Barry Latzer, an emeritus professor at John Jay College of Criminal Justice, CUNY and author of The Rise and Fall of Violent Crime in America (perhaps the most comprehensive book on the topic), addressed this last month on The Diane Rehm Show. Latzer is by no means a pure, left-leaning liberal. Yet, when he was asked about the “Ferguson Effect” on the show he said, “I’ve seen no evidence of this at all.”
I looked at violent crime in the 10 biggest cities in the United States, homicide in particular, from 2010 to 2015, and I looked at all the data for 2015. The FBI only has the first half of the year. I did not find any increase. The total homicides for the top 10 cities were about 2,229 in 2010, and in 2015, they were 1,878. So there's no trend upward in violent crime. However, in some cities, obviously there is an uptick, and those cities could be a harbinger and may not be. We don't have enough data for a trend yet.
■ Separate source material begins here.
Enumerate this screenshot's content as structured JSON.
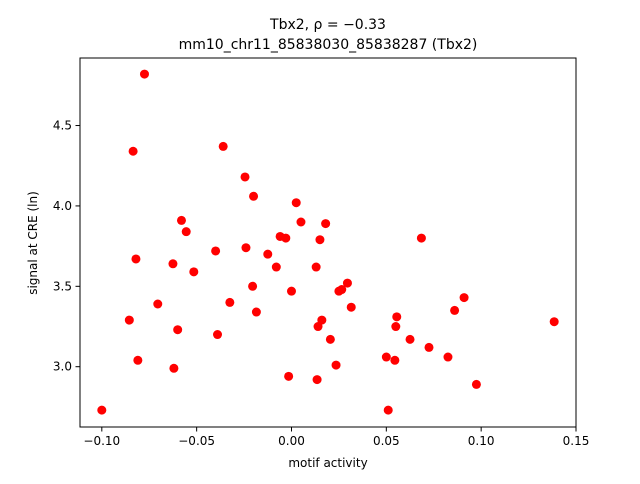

… There was a study that just showed that crime rose —was low before the Ferguson incident and then rose afterwards. That's not sufficient to prove that there's a Ferguson effect.
If the word “Ferguson” was permanently and exclusively attached back to its original meaning, we might find evidence of an “effect” when it comes to a number of recent, inspiring events: the bringing down of Confederate monuments, the ousting of Chicago’s police chief, or the recent Chicago protests that forced Donald Trump to cancel a rally. Such events are more fitting of the “Ferguson Effect” tag, and they’re things that Black Lives Matter activists actually had a hand in. Anyone who tries to steal “Ferguson” to tie its meaning to rising crime is simply trying to distract people from the real, progressive effect that organizing since Ferguson has had on society.